In this paper we propose that speaker-independent word representations are encoded by unique discriminative spatio-temporal patterns of firing (PGs) in the auditory cortex. We test this hypothesis using a biologically inspired spiking neural network model of the auditory brain. Since we cannot explicitly detect the information bearing PGs due to computational restrictions, we present instead multiple pieces of evidence for the emergence of informative PGs within the plastic cortical stages of our model. These pieces of evidence include the particular change in the distribution of connection weights (wijBL) after training that is characteristic of PG-based learning, the increased polychrony of firing in the final cortical stages of the model (measured by the polychronisation index we devised in Section Polychronization Index), and the performance of MLP decoders trained to be sensitive to the existence of stimulus class selective PGs.
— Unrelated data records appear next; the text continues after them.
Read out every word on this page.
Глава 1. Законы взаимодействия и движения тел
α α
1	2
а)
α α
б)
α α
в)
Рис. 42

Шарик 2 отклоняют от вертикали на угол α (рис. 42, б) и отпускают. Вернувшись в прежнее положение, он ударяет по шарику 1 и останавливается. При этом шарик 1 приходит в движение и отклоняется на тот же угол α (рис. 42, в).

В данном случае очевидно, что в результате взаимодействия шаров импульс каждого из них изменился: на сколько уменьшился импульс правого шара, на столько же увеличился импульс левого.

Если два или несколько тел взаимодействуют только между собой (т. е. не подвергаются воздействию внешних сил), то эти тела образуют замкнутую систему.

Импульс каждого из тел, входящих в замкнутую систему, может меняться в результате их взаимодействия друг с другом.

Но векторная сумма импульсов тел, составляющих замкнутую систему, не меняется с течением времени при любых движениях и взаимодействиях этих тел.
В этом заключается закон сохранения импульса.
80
The observed differences according to these measures between the full AN-CN-IC-CX and the reduced AN-CX models, and between rate and temporal encoding schemes, provide evidence in support of our hypothesis that more information is carried using temporal PGs rather than rate codes, and that the emergence of such informative PGs is only possible if stable input firing patterns are provided to the plastic cortical stages of our models.
In this paper we argued that a hierarchy of speaker-independent informative PGs is learnt within the different stages of the plastic cortical layers of the full AN-CN-IC-CX model. The learning in the model, however, is reliant on the input of stable firing patterns to the plastic cortical stages A1 and Belt. Such stable firing patterns are obscured by stochasticity in the raw AN firing rasters . Consequently the cortical layers are essentially unable to learn speaker independent representations of naturally spoken words using unprocessed AN input (reduced AN-CX model). Subcortical preprocessing in the CN and IC stabilises and de-noises the AN firing patterns, thus allowing the cortical ensembles of the full AN-CN-IC-CX model to form category specific response patterns.